TikTok has told Australian lawmakers it accepts the increased scrutiny it receives because of its Chinese origins but it does not want to become a “political football”.

In a submission to the Select Committee on Foreign Interference through Social Media, TikTok defended its data policies and security, insisting the Chinese government could only legally access local users’ data through a bilateral agreement known as the Mutual Legal Assistance Treaty (MLAT).

TikTok’s submission to the committee states: “The Chinese Government or law enforcement would need to send the evidence disclosure request through the relevant MLAT process … To date, we have not received any MLAT requests in respect of Australian user data, nor have we received requests to censor Australian content from, (sic) the Chinese Government.” 

 TikTok on the weekend brokered a deal with Oracle to partner on its US operations in the hopes of appeasing President Donald Trump who demanded TikTok parent ByteDance sell its local operations to a US company or be banned.

Trump is reportedly concerned by China’s access to user data collected by the app. The US military has already banned the use of TiKTok by its members.

In Australia, Senators are currently examining the potential of nation states to exert foreign influence through social media. TikTok, Facebook, Twitter and Google have all been asked to provide evidence to the committee.

In TikTok’s submission, released today, the company outlines some of the steps it has taken to address security and transparency concerns. It says all Australian user data is stored on servers
located in the United States and Singapore.

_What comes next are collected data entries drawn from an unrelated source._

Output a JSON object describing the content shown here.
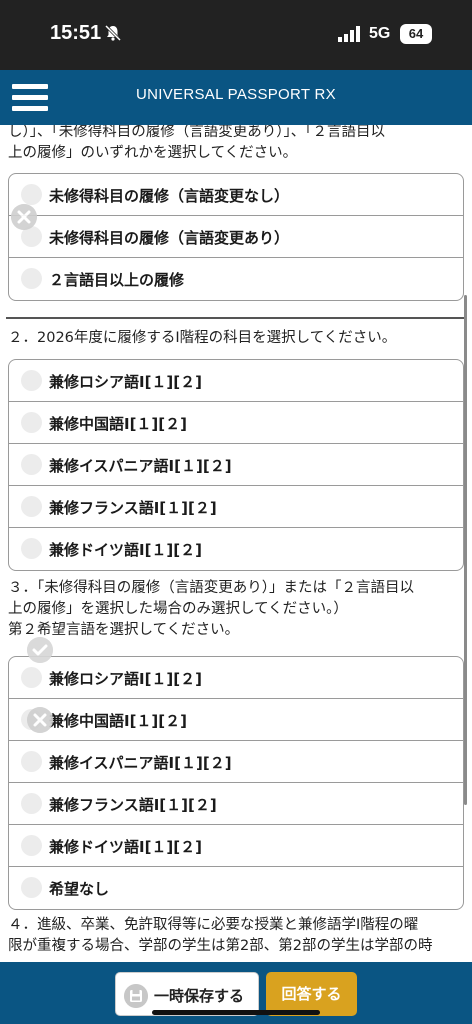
{
  "status_bar": {
    "time": "15:51",
    "network": "5G",
    "battery": "64"
  },
  "app": {
    "title": "UNIVERSAL PASSPORT RX"
  },
  "q1": {
    "text_line1": "し）」、「未修得科目の履修（言語変更あり）」、「２言語目以",
    "text_line2": "上の履修」のいずれかを選択してください。",
    "options": [
      "未修得科目の履修（言語変更なし）",
      "未修得科目の履修（言語変更あり）",
      "２言語目以上の履修"
    ]
  },
  "q2": {
    "text": "２．2026年度に履修するI階程の科目を選択してください。",
    "options": [
      "兼修ロシア語I[１][２]",
      "兼修中国語I[１][２]",
      "兼修イスパニア語I[１][２]",
      "兼修フランス語I[１][２]",
      "兼修ドイツ語I[１][２]"
    ]
  },
  "q3": {
    "text_line1": "３．「未修得科目の履修（言語変更あり）」または「２言語目以",
    "text_line2": "上の履修」を選択した場合のみ選択してください。）",
    "text_line3": "第２希望言語を選択してください。",
    "options": [
      "兼修ロシア語I[１][２]",
      "兼修中国語I[１][２]",
      "兼修イスパニア語I[１][２]",
      "兼修フランス語I[１][２]",
      "兼修ドイツ語I[１][２]",
      "希望なし"
    ]
  },
  "q4": {
    "text_line1": "４．進級、卒業、免許取得等に必要な授業と兼修語学I階程の曜",
    "text_line2": "限が重複する場合、学部の学生は第2部、第2部の学生は学部の時"
  },
  "footer": {
    "save_label": "一時保存する",
    "answer_label": "回答する"
  },
  "colors": {
    "header": "#0a5583",
    "accent": "#d9a21f"
  }
}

“We understand that with our success comes responsibility and accountability. The entire industry has received scrutiny, and rightly so. Yet, we have received even more scrutiny due to the company’s origins,” TikTok’s local GM writes in the submission.

“Whilst we don’t want TikTok to be a political football, we accept this scrutiny and embrace the challenge of giving peace of mind by providing even more transparency and accountability.”

The Committee is not due to present a final report until 2022.